After Watergate, the ethical canon changed to compel attorneys in Dean’s position to report wrongdoing to their superiors or even law enforcement if necessary. Dean added Tuesday that the White House counsel role evolved to serve the Office of the President above the actual seatholder, in cases of potential presidential misconduct.
“We’re always trying to get the lawyers and investigators in our office to think about ethics, to think about the rule of law, to think about doing the right thing even when it’s difficult,” Rosen said. “I think that John Dean’s an example of somebody who did the right thing in very difficult circumstances.”
As he has since he emerged from a short prison term for obstruction of justice in the wake of Watergate, Dean’s talk Tuesday offered a self-deprecating but largely flattering self-portrayal as an overly ambitious lawyer in his early 30s who saw the offer to become White House counsel at such a young age impossible to resist. He said he soon saw with his own eyes what some of his superiors in the Justice Department had warned him about: that Nixon and his most trusted advisors and acolytes, highlighted by chief of staff H.R Haldeman, senior counsel John Ehrlichman, and former Attorney General-turned-campaign director John Mitchell, ran an operation akin to a “zoo.”

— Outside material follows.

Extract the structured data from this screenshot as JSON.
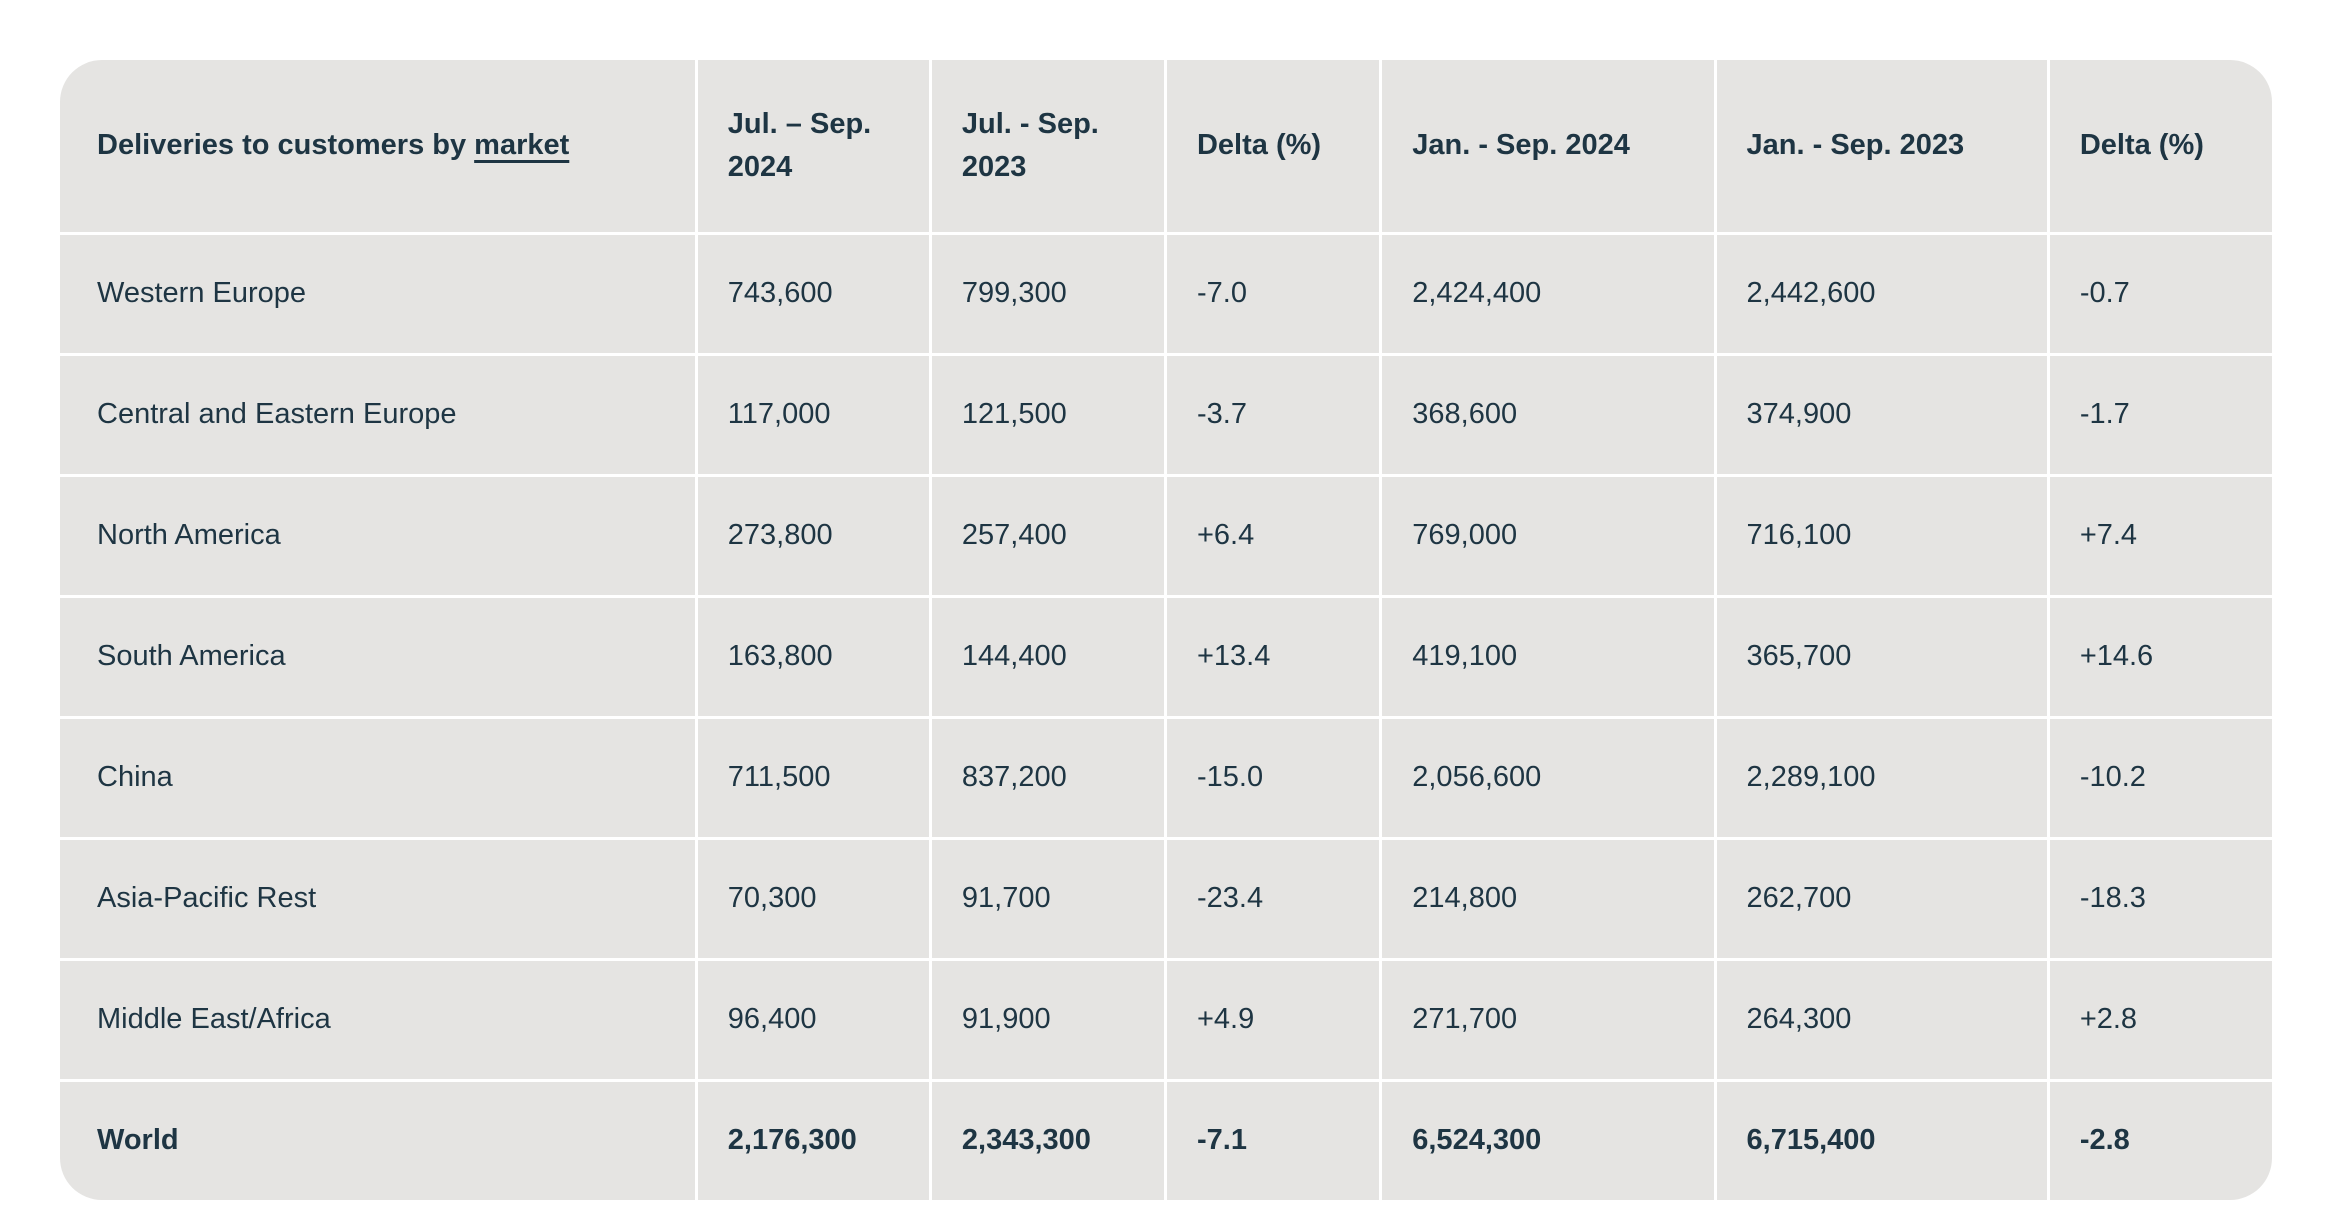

Dean offered his overview of Watergate, drawing from pop-culture touchstones like “All the President’s Men” and, most prominently, the 37 conversations he had with Nixon about the president’s role in the conspiracy and cover-up of a break-in at the Democratic National Headquarters amid the 1972 election campaign that Nixon won in a landslide. The conversations between Dean and Nixon were among numerous exchanges that were surreptitiously recorded in the Oval Office and the president’s executive office that helped doom Nixon’s presidency.
“Watergate was the only thing we ever did talk about,” Dean said.
Dean acknowledged his role in “putting out fires” amid various operatives committing political sabotage on behalf of Nixon, most notably former FBI agent G. Gordon Liddy, who helped engineer an earlier break-in at the office of the psychiatrist for Daniel Ellsberg, the current East Bay resident famous for the release of the Pentagon Papers that exposed massive government deception about the Vietnam War and other military actions in Southeast Asia. Dean also remembers quashing a plot to firebomb the Brookings Institution, the longtime Washington, D.C. think tank.
But the taped conversations with Nixon have stuck with Dean, and he recalled how he learned the president’s true involvement in the scandal as Nixon grew more comfortable with him.
“I didn’t know until I listened to all the tapes that he really was involved in every key decision,” he said, later adding, “It was pretty clear to me that we were in violation” of conspiracy and obstruction statutes.
Over four decades later, his primary takeaway remains.
“Prompt disclosure is the only solution in a cover-up situation,” he said.
Decades later, Dean found some humor in those infamous Nixon tapes, and on Tuesday described the toll of spending four-anda-half years transcribing them for a book project.
“I ruined my hearing,” he said. “Midway through, I told my wife, I said, ‘You know, I think I’m losing my hearing, and god forbid the last voice I hear is Richard Nixon!”